A low rumble of displeasure interrupted her. "Why are you apologizing?"

"Because it's—" She stopped. Tried to find the words. "It's not polite. To make noise while eating. It's... crude."

Ralvar's brow furrowed. He looked genuinely confused. It was the same expression he'd worn when she'd tried to explain why she couldn't be carried.

"Among my people," he said slowly, "silence while eating is an insult to the cook. It suggests the food is not worth commenting on."

Delia stared at him. "You're saying orcs... want you to make noise?"

"We want honesty. If food is good, we say so. With words or—" He made a low sound in his throat. "With this."

"That's..."

"Crude?" The corner of his mouth twitched.

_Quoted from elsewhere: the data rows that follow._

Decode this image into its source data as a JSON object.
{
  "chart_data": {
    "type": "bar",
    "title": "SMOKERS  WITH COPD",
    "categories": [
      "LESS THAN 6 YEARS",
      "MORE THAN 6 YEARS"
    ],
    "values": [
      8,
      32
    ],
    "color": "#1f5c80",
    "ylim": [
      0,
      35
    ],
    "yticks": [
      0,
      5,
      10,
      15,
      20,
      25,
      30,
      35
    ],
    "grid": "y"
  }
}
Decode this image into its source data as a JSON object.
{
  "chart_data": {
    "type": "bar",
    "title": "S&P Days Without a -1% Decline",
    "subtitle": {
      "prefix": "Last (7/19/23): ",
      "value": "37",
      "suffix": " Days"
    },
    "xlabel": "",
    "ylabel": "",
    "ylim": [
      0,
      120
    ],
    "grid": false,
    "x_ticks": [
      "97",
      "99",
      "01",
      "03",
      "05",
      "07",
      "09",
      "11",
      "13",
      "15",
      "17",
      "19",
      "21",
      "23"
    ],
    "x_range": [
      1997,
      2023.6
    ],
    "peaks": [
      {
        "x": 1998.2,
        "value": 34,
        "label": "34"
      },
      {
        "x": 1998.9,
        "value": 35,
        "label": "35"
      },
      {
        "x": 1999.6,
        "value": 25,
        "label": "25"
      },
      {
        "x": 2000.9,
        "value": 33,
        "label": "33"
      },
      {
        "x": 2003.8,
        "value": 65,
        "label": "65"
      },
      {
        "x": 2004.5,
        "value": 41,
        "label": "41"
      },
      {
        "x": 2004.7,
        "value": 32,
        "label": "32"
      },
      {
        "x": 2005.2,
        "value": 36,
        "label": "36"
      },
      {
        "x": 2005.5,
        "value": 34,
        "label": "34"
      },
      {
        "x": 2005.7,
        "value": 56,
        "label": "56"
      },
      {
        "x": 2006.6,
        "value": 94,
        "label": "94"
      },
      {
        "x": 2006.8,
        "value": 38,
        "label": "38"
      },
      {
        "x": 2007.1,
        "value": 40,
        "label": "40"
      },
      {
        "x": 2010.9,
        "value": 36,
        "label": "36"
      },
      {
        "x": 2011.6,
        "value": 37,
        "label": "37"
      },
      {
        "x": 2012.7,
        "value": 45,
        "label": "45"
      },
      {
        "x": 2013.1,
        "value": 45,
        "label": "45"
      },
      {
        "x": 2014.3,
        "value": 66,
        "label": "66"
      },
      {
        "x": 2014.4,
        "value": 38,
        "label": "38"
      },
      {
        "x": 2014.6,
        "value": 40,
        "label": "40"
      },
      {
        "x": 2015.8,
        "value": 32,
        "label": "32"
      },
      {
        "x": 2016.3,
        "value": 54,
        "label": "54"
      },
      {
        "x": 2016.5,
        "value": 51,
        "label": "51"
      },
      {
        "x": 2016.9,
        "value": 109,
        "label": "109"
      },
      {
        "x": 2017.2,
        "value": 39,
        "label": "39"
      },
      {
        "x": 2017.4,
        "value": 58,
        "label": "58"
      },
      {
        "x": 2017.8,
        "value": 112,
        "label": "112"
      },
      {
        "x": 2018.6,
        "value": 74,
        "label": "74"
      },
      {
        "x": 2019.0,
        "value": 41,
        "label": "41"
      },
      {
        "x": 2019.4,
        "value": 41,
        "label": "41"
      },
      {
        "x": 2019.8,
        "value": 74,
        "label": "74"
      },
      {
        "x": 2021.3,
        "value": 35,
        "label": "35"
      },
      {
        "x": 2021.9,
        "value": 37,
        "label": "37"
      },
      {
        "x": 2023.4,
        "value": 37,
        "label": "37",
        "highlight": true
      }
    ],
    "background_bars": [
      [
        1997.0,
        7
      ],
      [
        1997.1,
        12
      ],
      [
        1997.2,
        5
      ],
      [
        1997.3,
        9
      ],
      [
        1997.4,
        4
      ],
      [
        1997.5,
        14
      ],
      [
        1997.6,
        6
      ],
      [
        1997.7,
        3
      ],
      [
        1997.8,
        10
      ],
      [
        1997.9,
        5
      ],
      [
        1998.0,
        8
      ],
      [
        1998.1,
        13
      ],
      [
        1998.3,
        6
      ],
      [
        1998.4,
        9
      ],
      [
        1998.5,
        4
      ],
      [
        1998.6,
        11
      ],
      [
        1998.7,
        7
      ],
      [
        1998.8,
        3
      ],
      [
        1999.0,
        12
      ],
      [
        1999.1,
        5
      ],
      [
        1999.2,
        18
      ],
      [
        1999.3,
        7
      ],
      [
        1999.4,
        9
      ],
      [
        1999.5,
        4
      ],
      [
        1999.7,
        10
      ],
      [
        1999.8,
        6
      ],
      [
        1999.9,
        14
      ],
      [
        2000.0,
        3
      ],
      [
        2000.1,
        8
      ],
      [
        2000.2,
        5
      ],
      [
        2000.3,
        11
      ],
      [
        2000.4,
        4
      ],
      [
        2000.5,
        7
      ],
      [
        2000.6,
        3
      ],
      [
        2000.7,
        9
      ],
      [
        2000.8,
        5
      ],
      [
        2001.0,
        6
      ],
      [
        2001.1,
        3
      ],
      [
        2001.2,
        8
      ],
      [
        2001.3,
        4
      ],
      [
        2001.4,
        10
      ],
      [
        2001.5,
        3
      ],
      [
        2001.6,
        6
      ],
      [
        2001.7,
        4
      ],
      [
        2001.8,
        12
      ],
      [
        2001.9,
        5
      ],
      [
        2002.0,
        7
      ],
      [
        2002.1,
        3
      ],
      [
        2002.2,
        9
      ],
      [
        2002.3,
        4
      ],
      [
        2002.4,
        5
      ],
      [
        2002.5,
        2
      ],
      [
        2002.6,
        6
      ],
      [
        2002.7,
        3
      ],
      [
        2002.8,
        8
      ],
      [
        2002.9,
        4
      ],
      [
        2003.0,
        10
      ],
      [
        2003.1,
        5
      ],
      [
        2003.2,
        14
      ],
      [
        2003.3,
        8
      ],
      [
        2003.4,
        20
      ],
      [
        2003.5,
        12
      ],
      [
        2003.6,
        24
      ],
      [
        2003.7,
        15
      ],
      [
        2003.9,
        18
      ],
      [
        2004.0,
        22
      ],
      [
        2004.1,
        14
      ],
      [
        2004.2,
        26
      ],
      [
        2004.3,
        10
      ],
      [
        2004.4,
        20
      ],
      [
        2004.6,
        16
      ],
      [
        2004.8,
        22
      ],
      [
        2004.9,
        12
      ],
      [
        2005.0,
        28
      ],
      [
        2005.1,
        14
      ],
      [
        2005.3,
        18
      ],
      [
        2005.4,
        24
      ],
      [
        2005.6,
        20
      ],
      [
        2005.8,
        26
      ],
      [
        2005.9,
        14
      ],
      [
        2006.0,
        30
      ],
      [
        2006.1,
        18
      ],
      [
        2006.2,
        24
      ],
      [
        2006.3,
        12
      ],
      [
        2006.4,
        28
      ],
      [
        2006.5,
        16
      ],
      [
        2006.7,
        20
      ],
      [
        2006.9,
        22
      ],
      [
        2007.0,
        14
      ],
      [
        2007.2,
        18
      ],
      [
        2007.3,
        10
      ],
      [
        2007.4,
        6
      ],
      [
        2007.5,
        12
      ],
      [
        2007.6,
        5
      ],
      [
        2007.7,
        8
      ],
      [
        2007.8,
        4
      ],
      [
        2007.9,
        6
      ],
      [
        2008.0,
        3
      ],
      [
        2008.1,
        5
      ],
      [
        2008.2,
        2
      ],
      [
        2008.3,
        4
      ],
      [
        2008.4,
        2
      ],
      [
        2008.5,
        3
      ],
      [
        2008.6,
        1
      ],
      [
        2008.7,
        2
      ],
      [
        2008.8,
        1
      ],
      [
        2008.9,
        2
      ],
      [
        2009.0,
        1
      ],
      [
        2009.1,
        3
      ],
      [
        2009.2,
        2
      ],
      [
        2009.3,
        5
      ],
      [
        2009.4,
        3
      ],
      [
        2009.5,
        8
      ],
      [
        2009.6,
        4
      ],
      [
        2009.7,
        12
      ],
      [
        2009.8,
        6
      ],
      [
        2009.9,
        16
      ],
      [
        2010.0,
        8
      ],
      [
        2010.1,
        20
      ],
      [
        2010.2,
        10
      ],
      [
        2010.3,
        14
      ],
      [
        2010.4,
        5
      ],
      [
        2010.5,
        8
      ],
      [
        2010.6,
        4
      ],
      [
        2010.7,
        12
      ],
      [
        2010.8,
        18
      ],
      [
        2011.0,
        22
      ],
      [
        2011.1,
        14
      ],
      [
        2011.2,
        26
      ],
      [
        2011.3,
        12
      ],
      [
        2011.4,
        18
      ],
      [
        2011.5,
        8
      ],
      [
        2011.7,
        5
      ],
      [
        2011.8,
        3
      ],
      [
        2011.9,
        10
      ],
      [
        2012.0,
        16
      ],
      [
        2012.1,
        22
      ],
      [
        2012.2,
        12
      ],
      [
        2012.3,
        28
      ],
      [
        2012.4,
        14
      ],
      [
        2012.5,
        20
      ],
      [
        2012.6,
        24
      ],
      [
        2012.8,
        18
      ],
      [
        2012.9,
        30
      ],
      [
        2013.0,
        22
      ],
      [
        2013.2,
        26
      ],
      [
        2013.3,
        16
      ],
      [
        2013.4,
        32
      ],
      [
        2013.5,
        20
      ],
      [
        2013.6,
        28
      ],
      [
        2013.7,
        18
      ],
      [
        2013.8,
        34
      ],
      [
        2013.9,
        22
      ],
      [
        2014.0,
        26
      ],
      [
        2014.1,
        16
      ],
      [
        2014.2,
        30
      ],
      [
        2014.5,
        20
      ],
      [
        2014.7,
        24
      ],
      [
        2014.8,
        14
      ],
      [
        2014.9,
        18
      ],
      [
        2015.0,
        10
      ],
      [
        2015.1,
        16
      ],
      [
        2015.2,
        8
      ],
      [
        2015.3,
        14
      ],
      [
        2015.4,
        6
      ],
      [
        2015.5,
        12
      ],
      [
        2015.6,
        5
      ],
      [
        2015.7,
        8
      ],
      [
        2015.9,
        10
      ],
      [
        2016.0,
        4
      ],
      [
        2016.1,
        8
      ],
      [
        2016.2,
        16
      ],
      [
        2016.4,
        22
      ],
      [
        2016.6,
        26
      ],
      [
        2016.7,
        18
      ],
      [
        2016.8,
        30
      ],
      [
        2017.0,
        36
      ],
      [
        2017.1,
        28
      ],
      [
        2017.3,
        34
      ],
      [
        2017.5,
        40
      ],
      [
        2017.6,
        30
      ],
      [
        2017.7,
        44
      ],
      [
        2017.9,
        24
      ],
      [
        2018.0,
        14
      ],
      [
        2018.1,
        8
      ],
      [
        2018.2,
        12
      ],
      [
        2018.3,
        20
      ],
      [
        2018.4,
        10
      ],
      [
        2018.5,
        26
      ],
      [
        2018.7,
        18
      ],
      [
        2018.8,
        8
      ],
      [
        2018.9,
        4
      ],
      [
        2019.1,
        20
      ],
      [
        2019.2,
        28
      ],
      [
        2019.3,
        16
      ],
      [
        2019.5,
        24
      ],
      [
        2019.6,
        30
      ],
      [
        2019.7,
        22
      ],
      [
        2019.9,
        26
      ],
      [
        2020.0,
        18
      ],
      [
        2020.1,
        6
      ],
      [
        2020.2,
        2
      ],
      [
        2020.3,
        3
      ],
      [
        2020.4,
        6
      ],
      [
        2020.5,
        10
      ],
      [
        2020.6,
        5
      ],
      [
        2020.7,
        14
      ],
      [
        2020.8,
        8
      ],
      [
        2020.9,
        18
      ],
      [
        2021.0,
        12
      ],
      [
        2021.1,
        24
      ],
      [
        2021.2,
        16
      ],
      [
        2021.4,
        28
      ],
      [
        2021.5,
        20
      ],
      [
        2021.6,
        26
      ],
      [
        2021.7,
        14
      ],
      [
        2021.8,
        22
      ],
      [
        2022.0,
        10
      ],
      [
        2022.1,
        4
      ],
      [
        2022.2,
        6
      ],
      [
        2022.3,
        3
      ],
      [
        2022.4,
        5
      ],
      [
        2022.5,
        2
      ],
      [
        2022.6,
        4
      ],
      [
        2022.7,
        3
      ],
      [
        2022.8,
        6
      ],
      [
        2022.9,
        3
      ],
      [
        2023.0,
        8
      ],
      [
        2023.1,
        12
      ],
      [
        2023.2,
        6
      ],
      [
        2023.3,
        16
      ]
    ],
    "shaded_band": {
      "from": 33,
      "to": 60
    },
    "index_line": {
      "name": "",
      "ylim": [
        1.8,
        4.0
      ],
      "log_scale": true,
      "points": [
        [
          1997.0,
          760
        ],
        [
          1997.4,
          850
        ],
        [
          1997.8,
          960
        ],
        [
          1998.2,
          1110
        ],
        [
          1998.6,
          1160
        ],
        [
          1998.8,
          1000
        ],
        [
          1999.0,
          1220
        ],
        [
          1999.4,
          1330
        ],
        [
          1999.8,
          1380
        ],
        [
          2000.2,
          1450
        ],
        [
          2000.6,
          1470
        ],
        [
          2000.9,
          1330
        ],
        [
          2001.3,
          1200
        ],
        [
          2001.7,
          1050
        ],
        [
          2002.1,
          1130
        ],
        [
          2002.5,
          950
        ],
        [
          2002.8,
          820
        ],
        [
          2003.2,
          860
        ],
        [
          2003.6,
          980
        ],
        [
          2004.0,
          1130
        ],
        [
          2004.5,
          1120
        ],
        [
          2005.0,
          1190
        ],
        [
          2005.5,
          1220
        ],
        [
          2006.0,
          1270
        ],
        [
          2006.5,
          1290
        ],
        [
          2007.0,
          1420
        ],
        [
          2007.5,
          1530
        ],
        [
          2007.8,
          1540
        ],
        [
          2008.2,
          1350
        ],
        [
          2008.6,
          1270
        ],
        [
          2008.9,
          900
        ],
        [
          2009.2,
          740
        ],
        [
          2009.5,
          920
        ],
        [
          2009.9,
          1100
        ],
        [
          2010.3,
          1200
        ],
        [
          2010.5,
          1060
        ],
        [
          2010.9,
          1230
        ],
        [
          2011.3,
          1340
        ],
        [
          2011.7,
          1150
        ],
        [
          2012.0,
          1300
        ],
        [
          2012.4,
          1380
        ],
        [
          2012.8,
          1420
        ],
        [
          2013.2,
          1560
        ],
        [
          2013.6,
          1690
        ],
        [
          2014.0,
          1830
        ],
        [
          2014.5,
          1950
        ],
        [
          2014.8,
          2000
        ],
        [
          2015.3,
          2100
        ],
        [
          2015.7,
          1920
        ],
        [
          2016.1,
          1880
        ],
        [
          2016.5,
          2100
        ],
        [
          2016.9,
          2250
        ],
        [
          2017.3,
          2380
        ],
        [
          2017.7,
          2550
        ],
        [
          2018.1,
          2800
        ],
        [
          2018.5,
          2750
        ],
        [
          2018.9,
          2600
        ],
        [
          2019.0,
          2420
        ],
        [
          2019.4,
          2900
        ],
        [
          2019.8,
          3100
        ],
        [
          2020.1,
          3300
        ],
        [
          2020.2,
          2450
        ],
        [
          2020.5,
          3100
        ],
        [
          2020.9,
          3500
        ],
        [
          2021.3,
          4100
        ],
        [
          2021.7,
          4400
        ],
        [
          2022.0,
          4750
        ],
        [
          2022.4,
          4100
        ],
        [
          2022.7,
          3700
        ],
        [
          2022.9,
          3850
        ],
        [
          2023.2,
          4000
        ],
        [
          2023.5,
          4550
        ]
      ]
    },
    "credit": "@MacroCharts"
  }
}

"Different." She looked down at the rabbit in her hands. The meat was still steaming slightly, juices glistening in the firelight. Her stomach growled, demanding she continue, and for once she didn't feel embarrassed by it.

"Different is not wrong," Ralvar said. "Just different."

She took another bite. Chewed. Let herself taste it properly this time—the char from the fire, the gamey richness of wildmeat, the salt he'd rubbed into the skin before cooking. It was good. It was really, genuinely good.

A small sound escaped her throat, something between a hum and a sigh.

Ralvar's eyes crinkled slightly. Not quite a smile, but close.

"Better," he said.

They ate in an almost comfortable silence after that. The fire crackled between them. Outside, the daylight had shifted toward afternoon, pale sun breaking through the clouds for the first time since the storm. Delia could see the shafts of weak gold through the gaps in the watchtower walls.

She'd finished her portion and was licking the grease from her fingers when she caught Ralvar watching her.

Not staring. Not leering. Just... watching. The way you might watch a bird at the window, or flames dancing in a hearth.

"What?" She pulled her fingers from her mouth, suddenly self-conscious.

"Nothing." He looked away, but not quickly enough to hide the slight tension in his jaw. "Do you want more?"

"There's more?"

He gestured toward the fire, where a second rabbit was spitted over the coals. "I wasn't sure how much you'd need."

"I..." She hesitated. The old training was strong—the voice in her head that said she'd already eaten enough, that wanting more was greedy, that her body didn't deserve to be satisfied. "Maybe a little more."

Ralvar carved off a generous portion and handed it to her. His fingers brushed hers in the transfer, and Delia felt a flutter in her stomach that had nothing to do with hunger.

"Thank you," she said.

"You keep thanking me."

"You keep giving me things." She bit into the meat and let herself make that small sound again. "Food. Shelter. Dry clothes. Medical care. It's a lot to be grateful for."

"It's basic survival. Anyone would—" He stopped. His jaw tightened again. "Any decent person would."

Delia thought about the guards. About the wagon. About the other workers who'd been too broken to even look at her, too hollowed out to recognize opportunity.

"Not anyone," she said quietly. "Not any human."